If you are in this category, think yourself lucky---at least you have the choice to down shift. My real sympathy is for those millions of low-paid workers, mainly across the U.S., who are not stockbrokers, but are most in danger of Stockbroker Syndrome----the double-jobbing minimum-wage, unskilled workers, who staff Walmarts, fast-food chains, and cleaning agencies, whose desperate predicament was so well documented by Barbara Ehrenreich, in her book Nickled and Dimed. These workers, many of them lone parents, are so badly paid they need to work up to 16 hours a day just to subsist. For them there is no good side to the Time-Money equation. They are snookered whatever they do. They have no hope of having any family life, never mind providing home-cooked food for their unfortunate children.

This is a problem which requires political will and a human rights solution, because none of the individuals involved have any power to change the lives they are trapped in. In many parts of the civilised, Western world, the children of the poor can only dream about regular, home-cooked family meals and there is nowhere further down for their parents to down shift to.

A new organisation in the U.S. called 'Take Back Your Time' is now beginning the long hard fight for basic rights that, thankfully, Europeans still enjoy, like paid maternity leave, holidays and sick days. Its members want their government to take the example of the Scandanavian countries, which are the most economically productive in the world, while at the same time, providing the best social infrastructure and worker's entitlements----proof that a workforce that is rested, is creative and is therefore productive. The general health of Scandanavian society would also suggest that workers who are not stressed to their limits by the problems of juggling work and family life, are better able to fulfil their parental responsibilities and bring up happy functional children who can grow into adults who contribute to society.

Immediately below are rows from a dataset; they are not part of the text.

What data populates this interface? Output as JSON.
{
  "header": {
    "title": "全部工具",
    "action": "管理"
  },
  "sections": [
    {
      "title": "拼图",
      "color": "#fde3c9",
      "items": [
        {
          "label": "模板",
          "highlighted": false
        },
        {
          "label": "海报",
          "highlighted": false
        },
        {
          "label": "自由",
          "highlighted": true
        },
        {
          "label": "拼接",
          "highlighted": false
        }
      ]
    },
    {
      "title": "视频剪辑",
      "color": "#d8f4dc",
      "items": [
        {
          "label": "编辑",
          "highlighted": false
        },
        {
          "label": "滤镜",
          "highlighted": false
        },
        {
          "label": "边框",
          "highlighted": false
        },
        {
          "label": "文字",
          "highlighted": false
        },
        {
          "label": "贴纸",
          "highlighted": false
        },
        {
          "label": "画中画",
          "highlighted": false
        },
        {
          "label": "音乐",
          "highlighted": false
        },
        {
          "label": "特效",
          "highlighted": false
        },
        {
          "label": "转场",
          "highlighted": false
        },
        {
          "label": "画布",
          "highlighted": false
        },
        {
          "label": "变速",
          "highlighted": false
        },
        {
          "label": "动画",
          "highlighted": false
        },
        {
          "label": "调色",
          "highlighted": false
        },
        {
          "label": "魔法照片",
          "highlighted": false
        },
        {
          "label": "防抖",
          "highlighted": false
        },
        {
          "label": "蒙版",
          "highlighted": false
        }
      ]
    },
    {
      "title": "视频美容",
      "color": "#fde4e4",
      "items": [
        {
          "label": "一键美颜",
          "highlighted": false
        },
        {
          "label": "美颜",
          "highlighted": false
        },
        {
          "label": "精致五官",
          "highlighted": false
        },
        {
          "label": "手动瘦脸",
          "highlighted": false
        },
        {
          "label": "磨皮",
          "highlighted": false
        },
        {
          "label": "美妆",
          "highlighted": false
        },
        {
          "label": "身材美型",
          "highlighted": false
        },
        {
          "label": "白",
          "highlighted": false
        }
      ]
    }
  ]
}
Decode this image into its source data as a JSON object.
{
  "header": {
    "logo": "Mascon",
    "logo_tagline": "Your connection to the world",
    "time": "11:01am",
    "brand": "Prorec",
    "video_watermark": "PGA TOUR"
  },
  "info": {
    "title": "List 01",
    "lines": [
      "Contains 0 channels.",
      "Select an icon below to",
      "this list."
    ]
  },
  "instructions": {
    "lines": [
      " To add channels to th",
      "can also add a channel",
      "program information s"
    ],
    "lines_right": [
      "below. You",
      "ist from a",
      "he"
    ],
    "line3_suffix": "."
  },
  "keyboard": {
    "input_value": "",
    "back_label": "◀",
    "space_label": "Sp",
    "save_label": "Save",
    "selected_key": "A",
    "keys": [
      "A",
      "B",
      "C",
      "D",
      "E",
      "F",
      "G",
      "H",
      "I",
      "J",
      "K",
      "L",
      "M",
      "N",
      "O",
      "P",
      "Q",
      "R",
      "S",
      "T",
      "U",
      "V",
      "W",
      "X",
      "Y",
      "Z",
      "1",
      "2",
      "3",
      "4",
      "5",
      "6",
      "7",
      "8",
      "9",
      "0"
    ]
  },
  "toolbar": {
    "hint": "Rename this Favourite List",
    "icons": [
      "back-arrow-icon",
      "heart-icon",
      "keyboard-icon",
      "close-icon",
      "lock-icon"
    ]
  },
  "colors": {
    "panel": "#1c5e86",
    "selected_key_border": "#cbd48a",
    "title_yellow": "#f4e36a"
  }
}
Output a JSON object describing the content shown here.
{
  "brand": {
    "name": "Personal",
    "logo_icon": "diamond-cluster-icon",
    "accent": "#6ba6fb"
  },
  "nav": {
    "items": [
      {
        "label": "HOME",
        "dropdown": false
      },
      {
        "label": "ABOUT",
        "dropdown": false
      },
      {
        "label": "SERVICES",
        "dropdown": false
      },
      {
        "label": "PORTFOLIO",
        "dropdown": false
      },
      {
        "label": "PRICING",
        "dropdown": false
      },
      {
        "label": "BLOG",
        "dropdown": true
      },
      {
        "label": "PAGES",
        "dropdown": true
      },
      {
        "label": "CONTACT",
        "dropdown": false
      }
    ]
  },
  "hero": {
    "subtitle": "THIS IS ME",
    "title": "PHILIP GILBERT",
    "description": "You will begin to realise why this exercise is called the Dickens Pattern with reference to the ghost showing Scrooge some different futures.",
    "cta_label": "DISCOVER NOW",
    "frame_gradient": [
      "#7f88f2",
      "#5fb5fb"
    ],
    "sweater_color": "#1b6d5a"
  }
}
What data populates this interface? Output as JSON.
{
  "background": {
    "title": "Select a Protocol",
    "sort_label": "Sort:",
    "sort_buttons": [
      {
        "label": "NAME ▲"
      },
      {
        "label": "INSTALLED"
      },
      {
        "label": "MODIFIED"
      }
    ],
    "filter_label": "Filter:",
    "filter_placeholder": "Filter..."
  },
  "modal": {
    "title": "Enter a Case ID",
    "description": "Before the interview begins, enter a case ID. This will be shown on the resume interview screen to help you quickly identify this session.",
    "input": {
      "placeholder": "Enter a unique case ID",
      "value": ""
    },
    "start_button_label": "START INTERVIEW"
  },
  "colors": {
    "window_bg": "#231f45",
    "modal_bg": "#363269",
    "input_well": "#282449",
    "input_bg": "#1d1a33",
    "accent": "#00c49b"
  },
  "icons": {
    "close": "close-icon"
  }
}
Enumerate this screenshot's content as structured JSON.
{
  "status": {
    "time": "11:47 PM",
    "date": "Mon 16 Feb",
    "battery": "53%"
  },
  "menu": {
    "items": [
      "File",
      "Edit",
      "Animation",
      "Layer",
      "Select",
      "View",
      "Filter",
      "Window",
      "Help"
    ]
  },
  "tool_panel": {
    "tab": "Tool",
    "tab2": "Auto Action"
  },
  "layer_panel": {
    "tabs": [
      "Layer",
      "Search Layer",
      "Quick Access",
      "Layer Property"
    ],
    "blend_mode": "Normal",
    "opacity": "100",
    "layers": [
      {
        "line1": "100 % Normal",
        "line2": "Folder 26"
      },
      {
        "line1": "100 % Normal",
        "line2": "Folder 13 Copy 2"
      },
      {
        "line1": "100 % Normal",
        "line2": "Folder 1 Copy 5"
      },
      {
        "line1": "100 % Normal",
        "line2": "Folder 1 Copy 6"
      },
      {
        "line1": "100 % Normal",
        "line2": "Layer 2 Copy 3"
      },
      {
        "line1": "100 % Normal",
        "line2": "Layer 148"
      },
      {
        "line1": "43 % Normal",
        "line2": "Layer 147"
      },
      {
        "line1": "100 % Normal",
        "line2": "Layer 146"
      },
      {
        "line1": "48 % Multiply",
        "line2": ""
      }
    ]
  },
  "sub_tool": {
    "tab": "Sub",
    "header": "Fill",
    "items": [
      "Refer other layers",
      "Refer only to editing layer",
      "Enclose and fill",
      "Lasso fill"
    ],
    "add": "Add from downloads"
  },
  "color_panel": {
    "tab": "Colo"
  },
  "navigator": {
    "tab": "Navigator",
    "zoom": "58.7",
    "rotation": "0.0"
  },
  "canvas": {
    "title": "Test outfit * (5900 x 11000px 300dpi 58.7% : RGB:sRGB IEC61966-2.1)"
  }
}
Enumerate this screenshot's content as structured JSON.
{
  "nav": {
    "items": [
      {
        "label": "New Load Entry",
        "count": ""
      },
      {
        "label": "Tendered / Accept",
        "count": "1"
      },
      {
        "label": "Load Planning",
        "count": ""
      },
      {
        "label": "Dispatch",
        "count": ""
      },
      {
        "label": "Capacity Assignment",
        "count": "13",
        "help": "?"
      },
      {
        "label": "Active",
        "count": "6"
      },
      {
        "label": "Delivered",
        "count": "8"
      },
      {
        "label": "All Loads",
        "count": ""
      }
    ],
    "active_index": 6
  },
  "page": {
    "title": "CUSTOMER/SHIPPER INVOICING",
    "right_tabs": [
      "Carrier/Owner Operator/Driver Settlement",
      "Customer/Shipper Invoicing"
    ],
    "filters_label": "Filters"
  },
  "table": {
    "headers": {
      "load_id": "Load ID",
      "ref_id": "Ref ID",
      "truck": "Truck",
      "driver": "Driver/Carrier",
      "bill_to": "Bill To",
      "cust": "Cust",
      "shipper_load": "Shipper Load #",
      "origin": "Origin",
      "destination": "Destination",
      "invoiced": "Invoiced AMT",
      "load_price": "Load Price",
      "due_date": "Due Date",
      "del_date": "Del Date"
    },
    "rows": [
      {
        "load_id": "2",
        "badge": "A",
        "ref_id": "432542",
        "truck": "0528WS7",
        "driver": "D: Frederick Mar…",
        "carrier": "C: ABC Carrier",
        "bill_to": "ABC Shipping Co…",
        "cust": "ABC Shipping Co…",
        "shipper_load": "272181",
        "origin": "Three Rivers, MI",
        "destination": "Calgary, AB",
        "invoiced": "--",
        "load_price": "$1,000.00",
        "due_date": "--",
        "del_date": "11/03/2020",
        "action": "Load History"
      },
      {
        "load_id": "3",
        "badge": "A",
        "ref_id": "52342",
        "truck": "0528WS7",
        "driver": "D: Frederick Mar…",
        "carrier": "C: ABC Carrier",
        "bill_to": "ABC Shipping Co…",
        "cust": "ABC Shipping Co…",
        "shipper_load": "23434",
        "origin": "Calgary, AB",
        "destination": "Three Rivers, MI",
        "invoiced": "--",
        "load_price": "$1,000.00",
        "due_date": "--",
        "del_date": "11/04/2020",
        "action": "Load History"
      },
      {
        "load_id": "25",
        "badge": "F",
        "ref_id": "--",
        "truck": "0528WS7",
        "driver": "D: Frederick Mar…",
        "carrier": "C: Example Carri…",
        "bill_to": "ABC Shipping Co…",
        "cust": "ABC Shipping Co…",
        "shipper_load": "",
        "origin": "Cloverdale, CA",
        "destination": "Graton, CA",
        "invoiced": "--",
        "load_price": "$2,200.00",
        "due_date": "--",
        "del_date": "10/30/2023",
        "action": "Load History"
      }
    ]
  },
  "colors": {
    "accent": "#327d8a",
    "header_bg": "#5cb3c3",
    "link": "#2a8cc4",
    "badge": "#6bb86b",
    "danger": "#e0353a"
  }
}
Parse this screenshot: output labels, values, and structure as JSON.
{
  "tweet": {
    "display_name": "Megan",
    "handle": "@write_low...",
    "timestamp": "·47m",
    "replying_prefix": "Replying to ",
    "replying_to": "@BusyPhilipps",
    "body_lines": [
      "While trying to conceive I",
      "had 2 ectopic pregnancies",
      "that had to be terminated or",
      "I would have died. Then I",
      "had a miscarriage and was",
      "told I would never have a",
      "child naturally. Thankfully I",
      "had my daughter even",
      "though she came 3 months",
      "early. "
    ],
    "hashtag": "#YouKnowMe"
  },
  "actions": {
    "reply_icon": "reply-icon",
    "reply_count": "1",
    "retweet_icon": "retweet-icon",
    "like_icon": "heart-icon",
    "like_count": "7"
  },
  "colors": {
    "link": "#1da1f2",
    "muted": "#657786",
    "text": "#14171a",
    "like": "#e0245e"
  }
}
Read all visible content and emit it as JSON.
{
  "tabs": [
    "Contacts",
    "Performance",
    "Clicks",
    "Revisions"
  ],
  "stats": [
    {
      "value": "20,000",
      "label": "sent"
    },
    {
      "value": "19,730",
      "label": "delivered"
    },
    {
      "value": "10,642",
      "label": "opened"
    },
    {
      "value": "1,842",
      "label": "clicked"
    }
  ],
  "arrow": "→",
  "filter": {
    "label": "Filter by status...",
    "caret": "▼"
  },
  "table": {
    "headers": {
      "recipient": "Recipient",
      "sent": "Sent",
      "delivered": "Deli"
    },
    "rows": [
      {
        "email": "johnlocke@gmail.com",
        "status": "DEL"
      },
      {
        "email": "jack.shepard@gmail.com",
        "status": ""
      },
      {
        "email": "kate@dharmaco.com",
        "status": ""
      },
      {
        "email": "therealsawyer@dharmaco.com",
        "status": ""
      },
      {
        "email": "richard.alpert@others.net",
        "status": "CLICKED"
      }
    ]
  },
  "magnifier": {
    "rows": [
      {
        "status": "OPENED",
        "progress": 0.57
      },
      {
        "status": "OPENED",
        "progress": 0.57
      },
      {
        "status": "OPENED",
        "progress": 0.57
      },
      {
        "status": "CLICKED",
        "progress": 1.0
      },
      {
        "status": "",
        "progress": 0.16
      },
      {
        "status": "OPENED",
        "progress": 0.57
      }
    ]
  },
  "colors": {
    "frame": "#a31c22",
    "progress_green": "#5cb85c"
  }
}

In the last congressional elections in the U.S., some election candidates agreed with the objectives of the Take Back Your Time campaign, but according to John de Graff, its spokesman, were afraid to support them publicly because they would lose the financial support their campaigns got from the business sector, which was opposed to even the most basic family-friendly entitlements. It could be a long time before the children of America's double-jobbing minimum wage workers, get to sit down for a hot family meal at the end of the day. By that time, they may already be causing havoc on the streets, getting in trouble, getting in gaol.

We have a choice to make----we can have a society which respects the needs of children and the duties of parents, like in Scandinavia, where the civilising meal at the end of the day is something which children, across all classes, have the right to expect, or we can have a society where we ride roughshod over children's needs and parents' responsibilities and where children in the margins shoot each other when they go to school.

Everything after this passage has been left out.